NGOs sponsor 250 voluntary teacher trainers

Childreach International and Ibis, both non governmental organisations, are sponsoring 250 volunteer teachers through the Untrained Teachers’ Diploma in Basic Education (UTDBE) to augment the pupil-teacher ratio in three districts of the Northern Region.

The districts are; Savelugu Nanton, Gushegu and Karaga.

The programme is a four-year-sandwich diploma and starts this academic year at Bagabaga Training College while the Diploma Certificates would be awarded by the University of Cape Coast.

Madam Elizabeth De-Souza, Northern Regional Director of Education, commended the NGOs for their efforts which  could improve the quality of education in the beneficiary districts.

She said: “The inclusion of ten hearing impaired persons in the programme must be lauded”.

Madam De-Souza said unless the Northern Region was able to get quality education through quality tuition from professional teachers, the developmental gap between  northern and southern Ghana would continue to widen.

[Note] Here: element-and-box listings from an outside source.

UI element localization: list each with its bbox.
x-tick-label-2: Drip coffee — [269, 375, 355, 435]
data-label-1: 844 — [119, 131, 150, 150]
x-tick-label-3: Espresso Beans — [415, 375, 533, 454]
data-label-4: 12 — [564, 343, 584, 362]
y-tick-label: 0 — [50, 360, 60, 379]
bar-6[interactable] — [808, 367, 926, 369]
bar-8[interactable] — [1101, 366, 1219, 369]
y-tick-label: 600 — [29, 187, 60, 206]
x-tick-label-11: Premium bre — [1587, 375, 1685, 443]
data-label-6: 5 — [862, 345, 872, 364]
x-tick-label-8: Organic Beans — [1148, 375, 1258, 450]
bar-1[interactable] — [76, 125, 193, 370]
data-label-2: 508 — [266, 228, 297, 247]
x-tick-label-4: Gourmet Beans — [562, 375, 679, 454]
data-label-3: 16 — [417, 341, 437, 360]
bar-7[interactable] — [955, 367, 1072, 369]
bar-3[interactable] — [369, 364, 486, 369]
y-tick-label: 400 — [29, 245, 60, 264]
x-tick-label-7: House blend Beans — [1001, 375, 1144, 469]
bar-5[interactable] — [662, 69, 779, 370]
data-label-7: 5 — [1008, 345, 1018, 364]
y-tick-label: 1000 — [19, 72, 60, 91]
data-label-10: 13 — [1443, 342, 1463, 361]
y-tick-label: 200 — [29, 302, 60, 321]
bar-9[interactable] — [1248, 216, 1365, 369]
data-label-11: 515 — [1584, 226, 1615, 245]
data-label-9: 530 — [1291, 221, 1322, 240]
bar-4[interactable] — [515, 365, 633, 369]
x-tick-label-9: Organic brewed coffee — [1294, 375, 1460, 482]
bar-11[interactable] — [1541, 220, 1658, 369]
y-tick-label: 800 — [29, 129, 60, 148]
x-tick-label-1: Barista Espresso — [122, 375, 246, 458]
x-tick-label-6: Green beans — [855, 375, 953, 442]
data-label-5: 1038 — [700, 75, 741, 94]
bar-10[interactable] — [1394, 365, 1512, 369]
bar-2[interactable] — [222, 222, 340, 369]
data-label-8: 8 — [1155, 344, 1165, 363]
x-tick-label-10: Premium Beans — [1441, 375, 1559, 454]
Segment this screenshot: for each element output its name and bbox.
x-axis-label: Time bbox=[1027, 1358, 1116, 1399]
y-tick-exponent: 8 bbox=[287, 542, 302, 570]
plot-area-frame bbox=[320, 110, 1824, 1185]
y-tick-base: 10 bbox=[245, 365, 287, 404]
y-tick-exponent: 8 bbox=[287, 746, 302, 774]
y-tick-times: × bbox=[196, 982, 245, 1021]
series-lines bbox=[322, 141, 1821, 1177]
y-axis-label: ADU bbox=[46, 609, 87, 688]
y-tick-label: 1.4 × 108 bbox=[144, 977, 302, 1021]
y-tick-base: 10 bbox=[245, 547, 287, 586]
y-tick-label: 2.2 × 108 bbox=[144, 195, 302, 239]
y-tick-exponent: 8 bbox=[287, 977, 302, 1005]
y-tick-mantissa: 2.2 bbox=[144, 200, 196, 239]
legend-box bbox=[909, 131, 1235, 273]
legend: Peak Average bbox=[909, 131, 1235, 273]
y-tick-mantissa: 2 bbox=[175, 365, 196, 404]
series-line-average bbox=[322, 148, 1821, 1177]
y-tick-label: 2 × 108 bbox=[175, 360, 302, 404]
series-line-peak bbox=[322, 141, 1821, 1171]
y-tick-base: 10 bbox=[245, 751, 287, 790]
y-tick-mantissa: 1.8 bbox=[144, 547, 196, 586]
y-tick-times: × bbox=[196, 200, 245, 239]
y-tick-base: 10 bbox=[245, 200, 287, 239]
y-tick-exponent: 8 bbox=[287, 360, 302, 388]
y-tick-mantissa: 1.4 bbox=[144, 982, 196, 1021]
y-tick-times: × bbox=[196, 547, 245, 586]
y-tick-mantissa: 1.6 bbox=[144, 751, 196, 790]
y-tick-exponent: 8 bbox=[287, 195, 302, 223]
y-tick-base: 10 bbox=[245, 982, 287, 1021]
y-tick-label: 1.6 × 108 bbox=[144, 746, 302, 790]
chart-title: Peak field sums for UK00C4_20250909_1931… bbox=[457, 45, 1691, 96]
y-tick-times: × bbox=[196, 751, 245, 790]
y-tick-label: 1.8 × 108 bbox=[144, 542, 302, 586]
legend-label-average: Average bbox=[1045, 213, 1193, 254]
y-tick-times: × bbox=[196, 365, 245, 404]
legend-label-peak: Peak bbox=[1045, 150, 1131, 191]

Madam De-Souza expressed worry that teachers, especially those from the Northern Region, refused to serve in the deprived areas resulting in poor academic performance in those areas.

She said teachers must show commitment and dedication to teaching so as to achieve the desired results.

She urged the district assemblies to assist teachers to get accommodation as most of the teachers had decided to stay in Tamale and commute to the districts with the excuse of lack of accommodation in the districts.

Mr Kavaarpuo Eric, Coordinator of Alliance for Change in Education (ACE), a programme under Ibis, said the NGO took the intervention to support the UTDBE programme due to the poor quality of education in some parts of the region.

He said 40 of the teachers were already benefiting from the UTDBE programme and were expected to graduate this year.

He said the Gushegu and Karaga Districts where the ACE operated had approximately 181 trained teachers and 603 untrained teachers and expressed the hope that the programme would increase the number of professional teachers in those districts.

Nana Opoku, Board Chairman of Childreach International, said the NGO had been operating in the Savelugu Nanton District for the past years and had given several refresher courses to the volunteer teachers under its programmes and had improved the teacher’s quality of teaching.

He said eight of the volunteer teachers under the sponsorship of Childreach, had already completed their UTDBE programme adding that more steps are also being taken to improve education in the district.

Mr Prince Askia Mohammed, District Chief Executive  for Savelugu/Nanton, commended the NGOs for their efforts to complement that of government in its quest to improve the standard of life of Ghanaians.

He said the quality of the human resource base of the country was paramount to the government hence the free school uniform and exercise books, continuation of the Capitation grant and school feeding programme.